Giarre, il liceo scientifico Leonardo celebra Rosario Romeo

Uno storico che, grazie ai suoi studi, ha svelato, sotto il profilo della partecipazione ai moti risorgimentali protesi verso l’unitarismo, un’immagine della Sicilia difforme da quella divulgata in merito agli anni che precedettero l’unità d’Italia. E’ stato questo il messaggio lanciato dal prof. Giuseppe Barone, direttore del Dipartimento di Scienze politiche e sociali dell’Università di Catania, nel corso di una dissertazione dai lui sciorinata in merito all’illustre figura del giarrese Rosario Romeo.

Conformemente all’obiettivo di onorare la memoria dello storico Rosario Romeo con un dibattito ascrivibile alla celebrazione del bicentenario dell’autonomia di Giarre, l’aula magna del liceo scientifico “Leonardo” di Giarre è stata infatti sede di un convegno promosso dal dirigente scolastico Carmela Scirè e organizzato dalla Società Giarrese di Storia Patria e Cultura in sinergia con il comune di Giarre.

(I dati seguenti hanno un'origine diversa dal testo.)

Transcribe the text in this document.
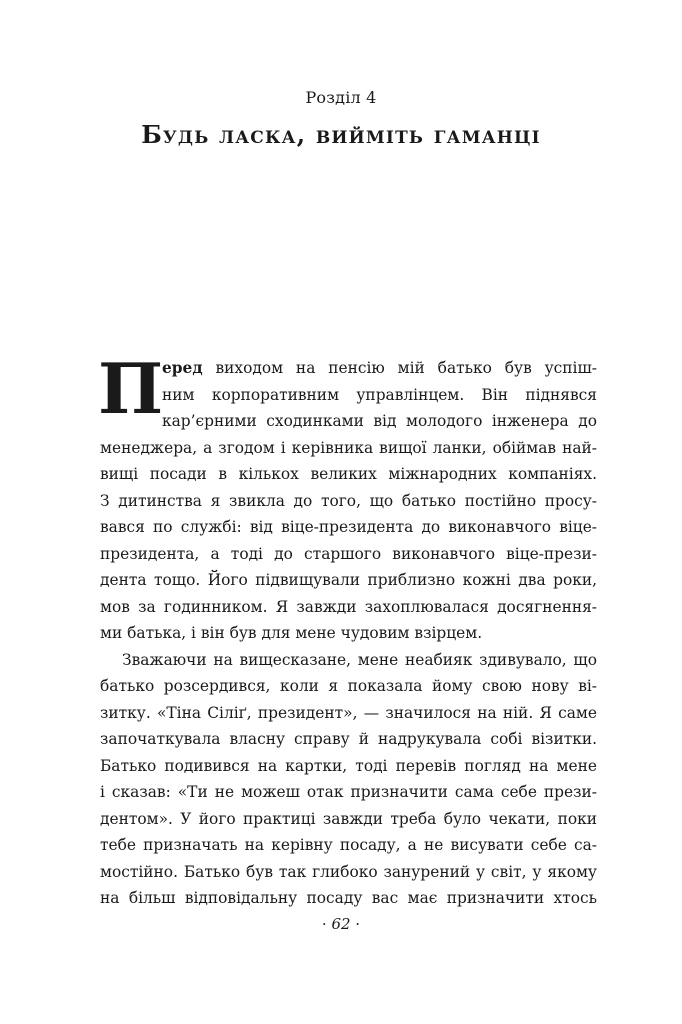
Розділ 4
Будь ласка, вийміть гаманці
П
еред виходом на пенсію мій батько був успіш-
ним корпоративним управлінцем. Він піднявся
кар’єрними сходинками від молодого інженера до
менеджера, а згодом і керівника вищої ланки, обіймав най-
вищі посади в кількох великих міжнародних компаніях.
З дитинства я звикла до того, що батько постійно просу-
вався по службі: від віце-президента до виконавчого віце-
президента, а тоді до старшого виконавчого віце-прези-
дента тощо. Його підвищували приблизно кожні два роки,
мов за годинником. Я завжди захоплювалася досягнення-
ми батька, і він був для мене чудовим взірцем.
Зважаючи на вищесказане, мене неабияк здивувало, що
батько розсердився, коли я показала йому свою нову ві-
зитку. «Тіна Сіліґ, президент», — значилося на ній. Я саме
започаткувала власну справу й надрукувала собі візитки.
Батько подивився на картки, тоді перевів погляд на мене
і сказав: «Ти не можеш отак призначити сама себе прези-
дентом». У його практиці завжди треба було чекати, поки
тебе призначать на керівну посаду, а не висувати себе са-
мостійно. Батько був так глибоко занурений у світ, у якому
на більш відповідальну посаду вас має призначити хтось
· 62 ·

Il presidente della predetta Società Nicolò Mineo ed il suo vice presidente Carmelo Torrisi, hanno concertato con il vicesindaco (nonchè docente del liceo scientifico) Salvo Patanè, un incontro che ha coinvolto anche gli studenti del predetto istituto, impegnatisi in un lavoro di ricerca mirato a sviscerare i nominativi dei soggetti che hanno aderito in Sicilia ai moti carbonari. Tra di essi, è emersa la figura di Ferdinando Amari, padre dello studioso di cultura musulmana in Sicilia Michele Amari. Ferdinando, come rimarcò Rosario Romeo, fu uno dei settari che aderì per l’appunto al movimento carbonaro. Proprio Ferdinando fu protagonista di una congiura contro gli austriaci che occupavano Napoli. Egli, malgrado fosse stato ritenuto reo di tale misfatto, fu comunque destinatario di una grazia.

Nel corso della sua relazione invece, il prof. Giuseppe Vecchio, ordinario di diritto privato dell’università di Catania, si è soffermato sulla vicenda umana di Romeo e dunque sulla sua biografia, evidenziando che egli studiò a Roma e si laureò a Catania. Inoltre, il prof. Vecchio ha sottolineato che, per quanto concerne la storiografia italiana, l’illustre esponente del partito repubblicano introdusse nella metodologia di studio degli elementi di ricerca che impreziosiscono l’attività dello storico, il quale deve fornire anche un’interpretazione dei rapporti umani e sociali.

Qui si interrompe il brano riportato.